Niccoli characterized herself as a “reluctant Clinton supporter” and said she has concerns about the Democratic presidential nominee’s ties to special interests, but will be voting for Hillary Clinton.
Asked if she sees support for Republican presidential nominee Donald Trump in the district as an issue, she said most voters she’s talked with just want someone who will work for them in Albany, and sees the potential for crossover votes benefitting her.
“Montgomery County has been left out and ignored by Albany for a very long time, so while I do see Trump support there it doesn’t necessarily mean that folks will not be voting for me,” she said.
Amedore, like Niccoli, has been knocking on doors in the district during the last days of the campaign. “We’ve got all cylinders running,” he said.
He’s been stressing his plan for revitalizing the upstate economy, easing the tax burden, and touting his first-term accomplishments.
“Two years ago they entrusted me to be their senator, and I made a lot of promises back in the 2014 campaign,” said Amedore. “We’ve been stressing all the accomplishments to those promises.”
Those achievements, he said, include helping to end the gap elimination adjustment, a process whereby the state budget shortfall would be divided among all school districts throughout the state and realized as a reduction in state aid to districts.
OCCUPATION: Politician, developer
FAMILY: Wife, Joelle, three children
PARTY: Republican ENDORSEMENTS: NRA, PEF, CSEA
Amedore said he was also successful in securing funds for several infrastructure projects throughout the district, including money to help fix Amsterdam’s ailing sewer system.
But, like Niccoli, the topic of conversation he hears most about from voters concerns property taxes and the economy.
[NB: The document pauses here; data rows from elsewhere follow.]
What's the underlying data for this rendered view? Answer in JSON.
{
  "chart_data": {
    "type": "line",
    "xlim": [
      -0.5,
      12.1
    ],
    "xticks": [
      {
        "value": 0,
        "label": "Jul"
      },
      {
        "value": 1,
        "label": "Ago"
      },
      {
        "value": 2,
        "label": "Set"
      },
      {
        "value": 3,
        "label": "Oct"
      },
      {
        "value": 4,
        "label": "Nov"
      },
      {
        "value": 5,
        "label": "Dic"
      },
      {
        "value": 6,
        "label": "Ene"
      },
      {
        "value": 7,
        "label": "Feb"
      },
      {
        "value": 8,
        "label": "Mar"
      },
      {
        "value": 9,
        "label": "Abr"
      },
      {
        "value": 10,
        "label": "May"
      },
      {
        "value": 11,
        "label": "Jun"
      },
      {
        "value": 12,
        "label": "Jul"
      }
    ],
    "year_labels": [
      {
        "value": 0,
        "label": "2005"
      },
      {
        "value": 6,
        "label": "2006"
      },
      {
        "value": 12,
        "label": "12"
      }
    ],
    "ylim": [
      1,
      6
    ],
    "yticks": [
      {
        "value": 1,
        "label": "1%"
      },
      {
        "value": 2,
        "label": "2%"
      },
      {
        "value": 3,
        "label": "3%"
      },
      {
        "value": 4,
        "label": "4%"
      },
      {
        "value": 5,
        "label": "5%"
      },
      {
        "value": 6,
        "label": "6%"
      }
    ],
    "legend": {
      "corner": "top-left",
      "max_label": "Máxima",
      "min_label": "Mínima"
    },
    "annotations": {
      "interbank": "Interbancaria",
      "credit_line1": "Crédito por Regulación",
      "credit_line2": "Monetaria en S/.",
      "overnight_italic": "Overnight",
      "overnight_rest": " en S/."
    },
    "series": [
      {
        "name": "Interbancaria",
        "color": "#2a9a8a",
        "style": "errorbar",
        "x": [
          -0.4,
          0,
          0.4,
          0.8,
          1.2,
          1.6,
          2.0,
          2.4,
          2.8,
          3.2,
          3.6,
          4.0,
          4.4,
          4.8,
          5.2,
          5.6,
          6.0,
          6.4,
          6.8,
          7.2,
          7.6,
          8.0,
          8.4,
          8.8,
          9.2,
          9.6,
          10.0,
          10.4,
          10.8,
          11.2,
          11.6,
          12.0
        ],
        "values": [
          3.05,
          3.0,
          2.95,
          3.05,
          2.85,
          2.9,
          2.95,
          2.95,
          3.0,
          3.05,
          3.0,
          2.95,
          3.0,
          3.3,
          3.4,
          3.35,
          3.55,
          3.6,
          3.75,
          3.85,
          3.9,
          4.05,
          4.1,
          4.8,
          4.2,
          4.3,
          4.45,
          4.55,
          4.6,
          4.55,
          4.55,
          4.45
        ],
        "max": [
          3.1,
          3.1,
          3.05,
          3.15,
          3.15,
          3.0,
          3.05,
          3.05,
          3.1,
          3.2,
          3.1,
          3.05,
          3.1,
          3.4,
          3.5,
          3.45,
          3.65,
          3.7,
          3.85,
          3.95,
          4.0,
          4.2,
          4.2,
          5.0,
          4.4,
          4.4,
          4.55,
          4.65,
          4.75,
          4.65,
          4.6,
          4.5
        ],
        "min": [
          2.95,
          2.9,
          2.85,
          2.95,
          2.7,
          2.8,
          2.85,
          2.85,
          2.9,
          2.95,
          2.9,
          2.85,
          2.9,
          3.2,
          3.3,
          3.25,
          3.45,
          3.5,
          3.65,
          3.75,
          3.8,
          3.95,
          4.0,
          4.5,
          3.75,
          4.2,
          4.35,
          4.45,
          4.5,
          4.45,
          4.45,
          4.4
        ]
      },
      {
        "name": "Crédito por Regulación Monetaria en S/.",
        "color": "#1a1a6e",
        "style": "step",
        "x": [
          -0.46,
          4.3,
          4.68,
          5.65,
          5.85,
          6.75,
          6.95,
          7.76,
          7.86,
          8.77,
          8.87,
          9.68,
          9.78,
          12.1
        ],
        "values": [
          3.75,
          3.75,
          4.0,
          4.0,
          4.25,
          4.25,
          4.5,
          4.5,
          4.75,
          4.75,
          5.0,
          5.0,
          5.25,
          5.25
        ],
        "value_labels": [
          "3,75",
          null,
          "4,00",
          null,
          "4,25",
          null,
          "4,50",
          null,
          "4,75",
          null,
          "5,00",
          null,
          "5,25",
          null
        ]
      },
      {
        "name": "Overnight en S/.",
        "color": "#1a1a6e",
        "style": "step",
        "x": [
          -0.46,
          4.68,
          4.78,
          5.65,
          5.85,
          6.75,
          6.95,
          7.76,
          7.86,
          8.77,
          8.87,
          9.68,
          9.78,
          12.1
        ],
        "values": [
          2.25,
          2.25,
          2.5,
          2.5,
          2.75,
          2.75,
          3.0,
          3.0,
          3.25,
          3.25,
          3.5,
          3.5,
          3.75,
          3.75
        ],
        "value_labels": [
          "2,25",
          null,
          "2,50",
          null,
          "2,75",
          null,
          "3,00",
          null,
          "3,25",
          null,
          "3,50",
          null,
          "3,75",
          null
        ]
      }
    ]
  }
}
“We all love New York, we just can’t afford New York,” he said.
Amedore, who is an executive at his family’s development company, Amedore Homes, said he’d seek to lower the property tax burden “by any mechanism” he can, including eliminating unfunded mandates. He’s also in favor of shifting the cost for the Medicaid mandate wholly to the state (right now the state only reimburses counties for the cost of Medicaid increases).
A bill he co-sponsored that passed both the Assembly and Senate is awaiting the governor’s signature, he said, and would cause the state to reimburse counties or the cost of providing indigent legal services.
“Upstate New York needs relief on the property tax burden and this will help in a big way to bring some relief to local homeowners on just this one mandate alone,” said Amedore.
Amedore, who will be voting for Trump in the presidential election, said he sees the 46th Senate district as important to preserving the balance of power in Albany for his party.
“[It’s] one of the linchpins to hold the Senate majority, to keep the Senate in Republican hands and to keep a balance in Albany. Nobody wants to go back to one-party rule,” said Amedore, referring to the Democrats’ long-term hold on the Assembly.
“This is an important election year, but local races will be decided in local issues, and I have delivered for the residents of the 46th Senate District,” he added.